Reglan currently falls under the U.S. Food and Drug Administration’s category B. This means that it has not caused any harm to unborn young in animal studies; but, it has yet to be proven safe in human studies.
In order to demonstrate whether it is indeed safe for humans during pregnancy, Bjorn Pasternak and his colleagues at the Statens Serum Institut in Copenhagen, Denmark studied 1,222,5o3 pregnancies in Denmark between the years 1997 and 2011, comparing how women’s pregnancies fared when they used the drug compared to when they did not.
Out of this group, they studied 28,486 infants who had been exposed to the drug versus 113,698 who were not. Of these, there were 721 exposed babies and 3,024 unexposed babies who were diagnosed with a major malformation during their first year after birth. This translates to 25.3 per 1,000 births for exposed babies and 26.6 per 1,000 births for unexposed babies. So, statistically speaking, there was no real difference between the two groups.
When they examined individual types of birth defects – such as cleft palate, neural tube defects, and limb abnormalities – they found no link between the mother’s use of the drug during the first trimester of pregnancy and these conditions. The researchers examined altogether 20 different types of malformations.

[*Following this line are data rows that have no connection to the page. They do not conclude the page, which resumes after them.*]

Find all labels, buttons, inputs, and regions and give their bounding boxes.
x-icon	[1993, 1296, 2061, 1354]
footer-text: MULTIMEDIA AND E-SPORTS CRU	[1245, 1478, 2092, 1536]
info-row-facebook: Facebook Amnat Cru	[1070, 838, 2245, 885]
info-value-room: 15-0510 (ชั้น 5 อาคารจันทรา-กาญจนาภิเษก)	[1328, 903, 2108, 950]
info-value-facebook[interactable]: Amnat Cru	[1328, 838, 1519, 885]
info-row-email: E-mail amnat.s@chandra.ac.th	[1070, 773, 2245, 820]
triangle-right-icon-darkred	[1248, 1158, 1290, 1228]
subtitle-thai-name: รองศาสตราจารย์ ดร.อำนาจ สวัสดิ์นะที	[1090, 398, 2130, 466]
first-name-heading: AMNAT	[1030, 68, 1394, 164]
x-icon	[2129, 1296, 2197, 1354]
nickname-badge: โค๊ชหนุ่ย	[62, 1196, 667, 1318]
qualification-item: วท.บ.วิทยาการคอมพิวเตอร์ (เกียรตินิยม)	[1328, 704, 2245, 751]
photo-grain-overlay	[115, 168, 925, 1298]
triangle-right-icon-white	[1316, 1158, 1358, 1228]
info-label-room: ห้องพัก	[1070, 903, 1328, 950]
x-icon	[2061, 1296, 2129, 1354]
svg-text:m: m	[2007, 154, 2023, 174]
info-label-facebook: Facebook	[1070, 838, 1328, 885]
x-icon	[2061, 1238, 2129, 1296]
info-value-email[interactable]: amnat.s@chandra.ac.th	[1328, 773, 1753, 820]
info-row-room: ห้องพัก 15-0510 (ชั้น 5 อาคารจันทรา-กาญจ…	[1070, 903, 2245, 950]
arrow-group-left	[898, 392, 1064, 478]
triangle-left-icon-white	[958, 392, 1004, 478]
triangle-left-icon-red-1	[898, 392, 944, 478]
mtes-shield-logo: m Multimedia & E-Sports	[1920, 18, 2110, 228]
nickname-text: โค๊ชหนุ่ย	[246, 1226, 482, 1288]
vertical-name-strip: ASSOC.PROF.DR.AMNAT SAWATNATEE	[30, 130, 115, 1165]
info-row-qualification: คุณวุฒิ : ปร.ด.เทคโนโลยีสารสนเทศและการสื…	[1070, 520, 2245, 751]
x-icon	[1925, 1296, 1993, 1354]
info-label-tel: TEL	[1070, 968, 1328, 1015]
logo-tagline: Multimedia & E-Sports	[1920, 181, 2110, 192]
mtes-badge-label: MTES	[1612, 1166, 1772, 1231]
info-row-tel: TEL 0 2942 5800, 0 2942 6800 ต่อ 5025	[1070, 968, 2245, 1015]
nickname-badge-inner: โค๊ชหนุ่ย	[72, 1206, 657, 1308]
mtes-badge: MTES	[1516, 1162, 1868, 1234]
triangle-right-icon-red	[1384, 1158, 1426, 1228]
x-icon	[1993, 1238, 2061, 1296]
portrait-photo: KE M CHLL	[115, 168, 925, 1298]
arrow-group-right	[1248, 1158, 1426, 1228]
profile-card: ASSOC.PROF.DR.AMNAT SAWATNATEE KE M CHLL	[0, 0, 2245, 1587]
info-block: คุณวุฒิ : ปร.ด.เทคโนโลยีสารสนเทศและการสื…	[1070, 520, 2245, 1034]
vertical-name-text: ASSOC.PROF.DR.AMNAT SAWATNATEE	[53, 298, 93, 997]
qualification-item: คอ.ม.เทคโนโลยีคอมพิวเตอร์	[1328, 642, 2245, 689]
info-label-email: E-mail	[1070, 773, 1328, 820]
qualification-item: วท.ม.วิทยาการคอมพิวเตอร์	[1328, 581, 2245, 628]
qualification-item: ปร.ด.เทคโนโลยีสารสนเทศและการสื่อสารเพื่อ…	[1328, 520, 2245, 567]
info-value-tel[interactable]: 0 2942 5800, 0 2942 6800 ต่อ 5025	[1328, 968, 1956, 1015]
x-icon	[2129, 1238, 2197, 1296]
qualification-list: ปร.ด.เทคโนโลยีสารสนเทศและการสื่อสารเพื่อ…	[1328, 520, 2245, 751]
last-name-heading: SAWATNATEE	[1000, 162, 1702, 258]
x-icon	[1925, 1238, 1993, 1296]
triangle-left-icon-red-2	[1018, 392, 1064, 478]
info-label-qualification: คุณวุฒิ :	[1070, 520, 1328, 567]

The researchers also did not find any links between Reglan use and miscarriage, stillbirth, prematurity, low birth weight or growth restriction during pregnancy.
The authors say they hope that this confirmation of Reglan’s safety during pregnancy will help inform doctors and their patients when they make the choice of how to handle severe morning sickness symptoms.
For women with less severe morning sickness, doctors generally recommend such steps as eating smaller meals throughout the day so that the stomach is never empty, keeping crackers and other simple foods by the bed to nibble on before getting out of bed and avoiding very hot foods, which tend to give off stronger odors than colder foods. They also recommend that women avoid fatty, spicy or acidic foods, which tend to create more stomach upset.
Another common recommendation is for women to drink plenty of fluids in order to prevent dehydration.
If women find that they are vomiting constantly, cannot keep liquids down, feel dizzy upon standing or have dark or infrequent urination, doctors recommend that they seek medical help since they may be becoming dehydrated. This is a condition which is known in medical terminology as hyperemesis gravidarum.
For women who do need to seek medical help, however, it may be comforting news to learn that nausea-fighting drugs like Reglan do appear to be safe for human consumption during pregnancy.
The study was published in the October 16, 2013 issue of JAMA.